SE LO AMI PROTEGGILO!

Infanzia

SE LO AMI PROTEGGILO!

Giovedì pomeriggio, ore cinque e mezza, mese di maggio, fa caldo e decido di andare al parco. E’ pieno di bambini, giocano felici, urlano e corrono in bici. “Mamma, mi spingi forte sull’altalena?” “Cosa?”, non riesco a sentire mia figlia a un metro da me perchè la quiete viene interrotta dalla sirenza di un’ambulanza. Forse due. Sono qui vicino… arriva anche l’elisoccorso… le voci si rincorrono, è Marco, 12 anni, investito in sella alla sua bicicetta rossa da un’auto a folle velocità. E perchè quella macchina corre così su una stradina frequentata da bambini che vanno al parco? Lo stabilirà chi di dovere. Casi come questi sono all’ordine del giorno. Noi genitori come possiamo proteggere i nostri figli?

Con il progetto di legge di modifica del codice della strada si parlava dell’obbligo del casco in bicicletta e molti sono insorti. Sembra strano, ma se togli il santo diritto di farsi male, tanta gente si sente oppressa dallo Stato e dalla legge.

Siamo insorti contro le cinture di sicurezza, contro gli autovelox, contro il casco in moto, eppure ora, a poco a poco, i più illuminati ammettono che forse non erano idee poi così cattive.

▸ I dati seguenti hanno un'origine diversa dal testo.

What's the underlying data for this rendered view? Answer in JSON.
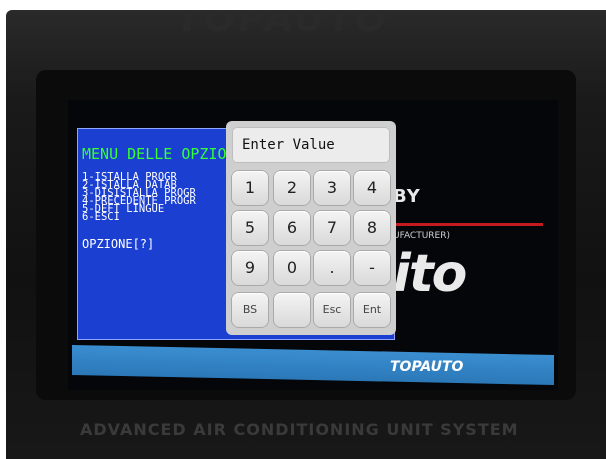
{
  "device": {
    "top_logo": "TOPAUTO",
    "brand_by": "BY",
    "brand_manufacturer": "UFACTURER)",
    "brand_logo": "ito",
    "stripe_logo": "TOPAUTO",
    "bottom_text": "ADVANCED AIR CONDITIONING UNIT SYSTEM"
  },
  "terminal": {
    "title": "MENU DELLE OPZIONI",
    "items": [
      "1-ISTALLA   PROGR",
      "2-ISTALLA   DATAB",
      "3-DISISTALLA PROGR",
      "4-PRECEDENTE PROGR",
      "5-DEFT LINGUE",
      "6-ESCI"
    ],
    "prompt": "OPZIONE[?]"
  },
  "keypad": {
    "display_text": "Enter Value",
    "keys": [
      [
        "1",
        "2",
        "3",
        "4"
      ],
      [
        "5",
        "6",
        "7",
        "8"
      ],
      [
        "9",
        "0",
        ".",
        "-"
      ],
      [
        "BS",
        "",
        "Esc",
        "Ent"
      ]
    ]
  }
}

Col Decreto Legge in vigore dal 31 luglio 2010 sono state definitivamente approvate le modifiche al codice della strada: il casco in bicicletta per i minori di 14 anni è diventato obbligatorio anche in Italia.

Il casco in bicicletta per i minorenni è d’obbligo in diversi Paesi europei ed extraeuropei (soprattutto!), sia per i bambini trasportati, sia per quelli alla guida della loro bici. Lo stesso discorso vale per i campi da sci: i minorenni devono indossare il casco, questa è una norma accettata e consolidata in tutta Europa.

Una normale bicicletta da passeggio fa i 20 km orari (arriva ai 50 in forte pendenza). Pensiamo di cadere accidentalmente e incontrare con la testa il ciglio di un marciapiede! E’ vero che i caschetti sono omologati per un impatto fino a 25 km orari, ma mi sembra sufficiente per farlo utilizzare a un bambino che divertendosi con la sua bici, difficilmente sarà orientato alla prudenza estrema! E questo lo sanno bene i genitori dei maschietti!

Si è diffusa l’idea che se indossi un caschetto o una ginocchiera o un salvagente per le attività ludiche, allora sei un po’ tonto, con dei genitori iperprotettivi.

Invece sono proprio le protezioni che danno al piccolo corridore la libertà di provare in tutta sicurezza la loro bici o i pattini in linea, quando magari ad altri bambini viene negata l’esperienza perchè “troppo piccoli”.

Insomma, senza esagerare proteggersi per dedicarsi in modo sicuro a qualche attività piacevole è un modo sano per prendersi cura di sè.

A proposito! Marco è in ospedale, in osservazione, ma sta bene. Domani torna a casa. Se la cava con qualche escoriazione e ferita alla testa. Quando guarirà del tutto e leverà i punti tornera in sella alla sua bici rossa… col casco!